Reputation: 8939
If I allocated memory in my C program using malloc
and now I want to exit, do I have to free the allocated memory, or can I assume that since my entire program terminates, it will be freed by the OS?
I run in Linux environment.
Upvotes: 25
Views: 7688
Reputation: 54345
It can be a good design and very efficient to simply exit and allow the operating system to clean everything up. Apple OS X now does this by default: applications are killed without notice unless the application sets a "don't kill me" flag.
Often, freeing every memory allocation takes significant time. Some memory pages may have been swapped out and must be read back in so they can be marked as free. The memory allocator has to do a lot of work updating free memory tracking data.

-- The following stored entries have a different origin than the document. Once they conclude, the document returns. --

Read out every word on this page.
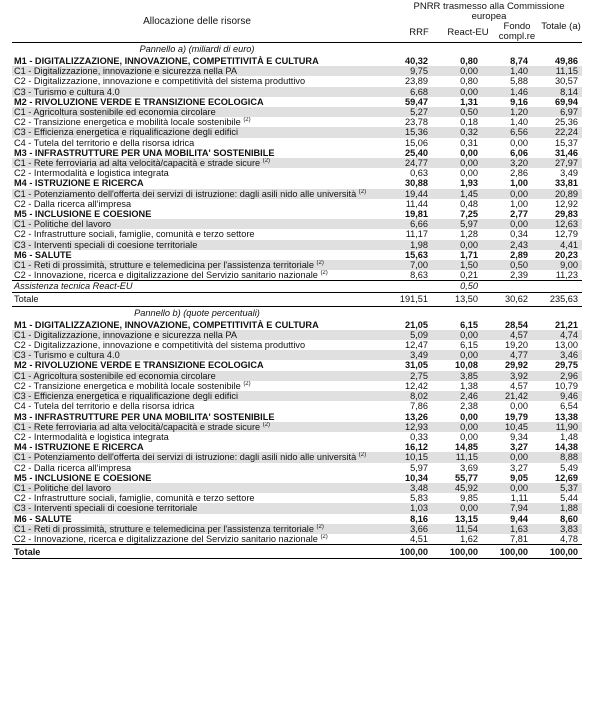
Allocazione delle risorse
PNRR trasmesso alla Commissione europea
RRF	React-EU
Fondo compl.re
Totale (a)
Pannello a) (miliardi di euro)				
M1 - DIGITALIZZAZIONE, INNOVAZIONE, COMPETITIVITÀ E CULTURA	40,32	0,80	8,74	49,86
C1 - Digitalizzazione, innovazione e sicurezza nella PA	9,75	0,00	1,40	11,15
C2 - Digitalizzazione, innovazione e competitività del sistema produttivo	23,89	0,80	5,88	30,57
C3 - Turismo e cultura 4.0	6,68	0,00	1,46	8,14
M2 - RIVOLUZIONE VERDE E TRANSIZIONE ECOLOGICA	59,47	1,31	9,16	69,94
C1 - Agricoltura sostenibile ed economia circolare	5,27	0,50	1,20	6,97
C2 - Transizione energetica e mobilità locale sostenibile $^{(2)}$	23,78	0,18	1,40	25,36
C3 - Efficienza energetica e riqualificazione degli edifici	15,36	0,32	6,56	22,24
C4 - Tutela del territorio e della risorsa idrica	15,06	0,31	0,00	15,37
M3 - INFRASTRUTTURE PER UNA MOBILITA' SOSTENIBILE	25,40	0,00	6,06	31,46
C1 - Rete ferroviaria ad alta velocità/capacità e strade sicure $^{(2)}$	24,77	0,00	3,20	27,97
C2 - Intermodalità e logistica integrata	0,63	0,00	2,86	3,49
M4 - ISTRUZIONE E RICERCA	30,88	1,93	1,00	33,81
C1 - Potenziamento dell'offerta dei servizi di istruzione: dagli asili nido alle università $^{(2)}$	19,44	1,45	0,00	20,89
C2 - Dalla ricerca all'impresa	11,44	0,48	1,00	12,92
M5 - INCLUSIONE E COESIONE	19,81	7,25	2,77	29,83
C1 - Politiche del lavoro	6,66	5,97	0,00	12,63
C2 - Infrastrutture sociali, famiglie, comunità e terzo settore	11,17	1,28	0,34	12,79
C3 - Interventi speciali di coesione territoriale	1,98	0,00	2,43	4,41
M6 - SALUTE	15,63	1,71	2,89	20,23
C1 - Reti di prossimità, strutture e telemedicina per l'assistenza territoriale $^{(2)}$	7,00	1,50	0,50	9,00
C2 - Innovazione, ricerca e digitalizzazione del Servizio sanitario nazionale $^{(2)}$	8,63	0,21	2,39	11,23
Assistenza tecnica React-EU		0,50		
Totale	191,51	13,50	30,62	235,63
Pannello b) (quote percentuali)				
M1 - DIGITALIZZAZIONE, INNOVAZIONE, COMPETITIVITÀ E CULTURA	21,05	6,15	28,54	21,21
C1 - Digitalizzazione, innovazione e sicurezza nella PA	5,09	0,00	4,57	4,74
C2 - Digitalizzazione, innovazione e competitività del sistema produttivo	12,47	6,15	19,20	13,00
C3 - Turismo e cultura 4.0	3,49	0,00	4,77	3,46
M2 - RIVOLUZIONE VERDE E TRANSIZIONE ECOLOGICA	31,05	10,08	29,92	29,75
C1 - Agricoltura sostenibile ed economia circolare	2,75	3,85	3,92	2,96
C2 - Transizione energetica e mobilità locale sostenibile $^{(2)}$	12,42	1,38	4,57	10,79
C3 - Efficienza energetica e riqualificazione degli edifici	8,02	2,46	21,42	9,46
C4 - Tutela del territorio e della risorsa idrica	7,86	2,38	0,00	6,54
M3 - INFRASTRUTTURE PER UNA MOBILITA' SOSTENIBILE	13,26	0,00	19,79	13,38
C1 - Rete ferroviaria ad alta velocità/capacità e strade sicure $^{(2)}$	12,93	0,00	10,45	11,90
C2 - Intermodalità e logistica integrata	0,33	0,00	9,34	1,48
M4 - ISTRUZIONE E RICERCA	16,12	14,85	3,27	14,38
C1 - Potenziamento dell'offerta dei servizi di istruzione: dagli asili nido alle università $^{(2)}$	10,15	11,15	0,00	8,88
C2 - Dalla ricerca all'impresa	5,97	3,69	3,27	5,49
M5 - INCLUSIONE E COESIONE	10,34	55,77	9,05	12,69
C1 - Politiche del lavoro	3,48	45,92	0,00	5,37
C2 - Infrastrutture sociali, famiglie, comunità e terzo settore	5,83	9,85	1,11	5,44
C3 - Interventi speciali di coesione territoriale	1,03	0,00	7,94	1,88
M6 - SALUTE	8,16	13,15	9,44	8,60
C1 - Reti di prossimità, strutture e telemedicina per l'assistenza territoriale $^{(2)}$	3,66	11,54	1,63	3,83
C2 - Innovazione, ricerca e digitalizzazione del Servizio sanitario nazionale $^{(2)}$	4,51	1,62	7,81	4,78
Totale	100,00	100,00	100,00	100,00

All of this effort is a waste because the program is exiting.
But this must be done by design and not because the programmer has lost track of allocated memory!
Upvotes: 13
Reputation: 613252
The operating system will reclaim the memory so you don't need to free it.
Most programs do free memory though because if you don't free any memory then you are liable to have problems caused by these intentional leaks.
Upvotes: 2
Reputation: 1324
Always free your allocated memory since that the operating system will hold less memory for no reason. It is very noticed in small operating systems that holds small memory size.
Upvotes: 0
Reputation: 10415
Linux will free the allocated memory and close the file descriptors on process termination.
Upvotes: 1
Reputation: 43538
Any modern operating system will clean up everything after a process terminates, but it's generally not a good practice to rely on this.
It depends on the program you are writing. If it's just a command line tool that runs and terminates quickly, you may not bother cleaning up. But be aware that it is this mindset that causes memory leaks in daemons and long-running programs.
Upvotes: 23
Reputation: 2218
The OS will reclaim the memory, however it's good practice to free things if you expect they'll run out of scope before you malloc something else. However, you can more or less rely upon the termination of the program to deal with memory management for you.
Upvotes: 0
Reputation: 36441
Yes you can assume that.
Although it is a good practice to deallocate the memory immediately after it is not needed, even for software that runs for a short time only.
Upvotes: 2
Reputation: 133609
In any case it will be freed by the operating system upon process termination. So you don't need it, but since it is a good practice, why don't you do it anyway? :)
Actually with complex code I wouldn't risk to don't release something which I'm not sure at 100% that will be useless because program exits afterwards. So for any minimal doubt just free it.